Dialog ekumenis di masa perang
Sejak hari pertama invasi Rusia, Gereja di Ukraina telah membantu masyarakat memulihkan kekuatan spiritual dan psikologis mereka, sekaligus memberikan dukungan nyata kepada mereka yang membutuhkan kebutuhan dasar, tempat tinggal, makanan, pakaian, perlindungan dari hawa dingin, dll.
Misi ini menyatukan berbagai denominasi Kristen yang, meskipun dalam keadaan sulit, terus mengupayakan persatuan.
Sejak tahun 2015, perwakilan dari berbagai pengakuan di Kharkiv telah berpartisipasi dalam Pekan Doa tahunan untuk Persatuan Umat Kristiani.
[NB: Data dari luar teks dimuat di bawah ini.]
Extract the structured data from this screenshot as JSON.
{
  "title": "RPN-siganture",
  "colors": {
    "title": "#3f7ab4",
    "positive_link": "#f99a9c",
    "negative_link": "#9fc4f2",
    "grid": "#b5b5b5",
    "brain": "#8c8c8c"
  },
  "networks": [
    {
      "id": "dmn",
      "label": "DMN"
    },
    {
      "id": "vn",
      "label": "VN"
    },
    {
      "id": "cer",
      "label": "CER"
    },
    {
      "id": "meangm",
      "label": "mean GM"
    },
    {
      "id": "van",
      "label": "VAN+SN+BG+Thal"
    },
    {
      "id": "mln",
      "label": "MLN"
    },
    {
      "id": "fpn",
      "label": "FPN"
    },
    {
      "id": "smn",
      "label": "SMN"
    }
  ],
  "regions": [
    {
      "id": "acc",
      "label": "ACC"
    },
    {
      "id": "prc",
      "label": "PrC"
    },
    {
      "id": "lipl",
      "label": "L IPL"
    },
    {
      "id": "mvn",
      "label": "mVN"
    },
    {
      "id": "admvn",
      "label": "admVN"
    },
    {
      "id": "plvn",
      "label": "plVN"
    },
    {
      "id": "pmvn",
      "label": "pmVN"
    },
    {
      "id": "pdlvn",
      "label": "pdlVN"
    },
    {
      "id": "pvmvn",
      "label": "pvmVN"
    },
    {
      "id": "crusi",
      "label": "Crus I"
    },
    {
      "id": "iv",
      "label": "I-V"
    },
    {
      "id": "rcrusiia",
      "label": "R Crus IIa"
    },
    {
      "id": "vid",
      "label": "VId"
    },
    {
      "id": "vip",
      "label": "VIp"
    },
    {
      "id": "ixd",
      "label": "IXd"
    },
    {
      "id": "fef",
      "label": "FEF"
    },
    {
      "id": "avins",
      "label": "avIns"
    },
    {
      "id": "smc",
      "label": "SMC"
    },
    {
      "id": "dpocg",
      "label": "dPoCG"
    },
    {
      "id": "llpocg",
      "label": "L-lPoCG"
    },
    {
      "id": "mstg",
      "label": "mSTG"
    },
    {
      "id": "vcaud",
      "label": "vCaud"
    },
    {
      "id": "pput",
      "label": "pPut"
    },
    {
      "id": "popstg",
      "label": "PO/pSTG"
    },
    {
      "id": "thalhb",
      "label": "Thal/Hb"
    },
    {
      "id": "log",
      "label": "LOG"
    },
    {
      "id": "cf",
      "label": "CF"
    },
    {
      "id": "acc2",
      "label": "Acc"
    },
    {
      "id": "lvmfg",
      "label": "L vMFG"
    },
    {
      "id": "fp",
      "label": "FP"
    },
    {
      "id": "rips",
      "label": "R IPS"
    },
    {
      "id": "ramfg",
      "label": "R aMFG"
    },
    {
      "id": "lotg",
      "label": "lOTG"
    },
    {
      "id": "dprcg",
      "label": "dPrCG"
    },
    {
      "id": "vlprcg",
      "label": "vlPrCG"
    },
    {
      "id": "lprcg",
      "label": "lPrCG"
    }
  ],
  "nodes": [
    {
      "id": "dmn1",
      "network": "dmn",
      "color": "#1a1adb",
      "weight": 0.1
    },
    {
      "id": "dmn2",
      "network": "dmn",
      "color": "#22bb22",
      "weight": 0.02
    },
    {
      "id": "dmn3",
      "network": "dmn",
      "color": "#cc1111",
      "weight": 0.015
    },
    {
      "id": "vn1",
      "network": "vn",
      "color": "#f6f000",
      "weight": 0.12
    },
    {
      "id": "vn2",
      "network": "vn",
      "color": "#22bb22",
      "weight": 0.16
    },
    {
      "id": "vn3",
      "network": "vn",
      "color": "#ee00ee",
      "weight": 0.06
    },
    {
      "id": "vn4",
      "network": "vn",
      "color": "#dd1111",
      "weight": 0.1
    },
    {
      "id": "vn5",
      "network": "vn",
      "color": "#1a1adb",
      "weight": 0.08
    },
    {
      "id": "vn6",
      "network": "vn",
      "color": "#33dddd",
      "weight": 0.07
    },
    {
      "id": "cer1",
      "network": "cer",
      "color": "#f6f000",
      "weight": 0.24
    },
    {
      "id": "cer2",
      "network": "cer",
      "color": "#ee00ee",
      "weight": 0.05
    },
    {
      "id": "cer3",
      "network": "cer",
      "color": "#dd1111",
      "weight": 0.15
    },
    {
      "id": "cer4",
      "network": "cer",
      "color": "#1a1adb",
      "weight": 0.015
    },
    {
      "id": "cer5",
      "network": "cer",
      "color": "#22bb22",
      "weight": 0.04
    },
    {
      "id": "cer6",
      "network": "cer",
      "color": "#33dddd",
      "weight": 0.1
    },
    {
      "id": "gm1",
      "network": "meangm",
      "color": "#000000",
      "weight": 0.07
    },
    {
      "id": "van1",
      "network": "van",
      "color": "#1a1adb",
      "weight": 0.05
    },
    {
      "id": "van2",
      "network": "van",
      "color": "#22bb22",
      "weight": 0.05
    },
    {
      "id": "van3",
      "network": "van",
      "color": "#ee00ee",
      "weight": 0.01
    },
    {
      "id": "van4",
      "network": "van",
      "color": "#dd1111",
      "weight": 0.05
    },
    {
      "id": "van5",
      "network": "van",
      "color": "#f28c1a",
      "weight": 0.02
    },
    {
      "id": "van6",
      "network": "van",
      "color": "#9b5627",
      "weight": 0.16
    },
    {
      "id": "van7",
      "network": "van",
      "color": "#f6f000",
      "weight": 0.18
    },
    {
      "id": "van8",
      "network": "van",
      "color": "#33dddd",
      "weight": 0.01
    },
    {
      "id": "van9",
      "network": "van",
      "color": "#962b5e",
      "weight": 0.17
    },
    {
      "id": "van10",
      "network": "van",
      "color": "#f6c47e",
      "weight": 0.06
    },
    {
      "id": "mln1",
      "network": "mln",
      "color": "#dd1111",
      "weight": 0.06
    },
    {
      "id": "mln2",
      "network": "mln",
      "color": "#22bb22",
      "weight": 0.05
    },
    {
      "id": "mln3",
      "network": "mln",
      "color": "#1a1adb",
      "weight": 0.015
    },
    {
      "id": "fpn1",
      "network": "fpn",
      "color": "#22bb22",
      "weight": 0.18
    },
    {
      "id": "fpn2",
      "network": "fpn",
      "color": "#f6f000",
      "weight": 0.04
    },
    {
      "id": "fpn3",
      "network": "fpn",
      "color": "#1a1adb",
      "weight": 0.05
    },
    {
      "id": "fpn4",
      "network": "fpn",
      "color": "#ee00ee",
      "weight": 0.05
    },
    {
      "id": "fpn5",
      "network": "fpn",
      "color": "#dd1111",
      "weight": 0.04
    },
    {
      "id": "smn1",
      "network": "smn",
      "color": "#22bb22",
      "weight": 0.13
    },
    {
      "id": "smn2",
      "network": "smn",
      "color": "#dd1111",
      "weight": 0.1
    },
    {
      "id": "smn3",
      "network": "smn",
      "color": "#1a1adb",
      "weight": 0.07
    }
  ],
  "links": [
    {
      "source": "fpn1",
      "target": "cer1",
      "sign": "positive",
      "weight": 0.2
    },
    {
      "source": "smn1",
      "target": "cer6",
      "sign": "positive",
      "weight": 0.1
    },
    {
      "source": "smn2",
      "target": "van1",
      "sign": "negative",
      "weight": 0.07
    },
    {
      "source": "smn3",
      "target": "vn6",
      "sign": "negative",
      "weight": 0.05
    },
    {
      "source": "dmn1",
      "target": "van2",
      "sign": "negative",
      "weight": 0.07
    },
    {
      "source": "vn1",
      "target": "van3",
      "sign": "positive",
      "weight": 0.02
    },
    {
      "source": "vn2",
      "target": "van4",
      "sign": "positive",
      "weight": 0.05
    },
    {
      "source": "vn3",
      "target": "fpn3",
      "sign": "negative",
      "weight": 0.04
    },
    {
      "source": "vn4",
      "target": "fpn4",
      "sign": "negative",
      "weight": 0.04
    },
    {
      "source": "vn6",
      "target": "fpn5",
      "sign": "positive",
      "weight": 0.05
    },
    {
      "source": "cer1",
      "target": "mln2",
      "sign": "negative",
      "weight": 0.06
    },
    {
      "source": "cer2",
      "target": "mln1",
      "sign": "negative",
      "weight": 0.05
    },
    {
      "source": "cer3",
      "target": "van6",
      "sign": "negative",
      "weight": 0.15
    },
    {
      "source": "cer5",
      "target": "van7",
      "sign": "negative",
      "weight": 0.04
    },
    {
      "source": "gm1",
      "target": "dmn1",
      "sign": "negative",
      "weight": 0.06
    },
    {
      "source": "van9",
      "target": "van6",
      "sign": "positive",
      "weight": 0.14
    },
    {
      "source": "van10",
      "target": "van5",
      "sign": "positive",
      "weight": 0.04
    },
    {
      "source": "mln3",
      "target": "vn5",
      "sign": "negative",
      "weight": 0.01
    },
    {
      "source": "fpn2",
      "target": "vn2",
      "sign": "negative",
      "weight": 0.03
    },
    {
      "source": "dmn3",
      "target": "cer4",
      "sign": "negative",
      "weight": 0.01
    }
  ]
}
Biasanya pada kesempatan itu, mereka bergantian berdoa di gereja-gereja kota. Tahun ini, yang ditandai dengan perang, tidak terkecuali. Berbeda dengan tahun-tahun sebelumnya, inisiatif ini hanya berlangsung selama tiga hari, karena beberapa perwakilan Gereja meninggalkan kota tersebut.
Uskup Pavlo Honcharuk menggambarkan pertemuan doa di katedral Katolik-Yunani, kemudian di katedral Katolik Roma dan di gereja Lutheran.
“Dalam kesulitan yang kita alami, persatuan dan keterbukaan ini diwujudkan dalam ruang untuk saling membantu,” tegasnya.
Selain pertemuan doa bersama, beliau menyimpulkan, kerjasama antar umat beragama juga terjadi di bidang bantuan kemanusiaan, dimana “semua perpecahan dihapuskan,” karena sudah jelas bahwa “kita harus membantu orang, dan kita harus membantu orang-orang dan kita punya untuk membantu negara kita mempertahankan diri.”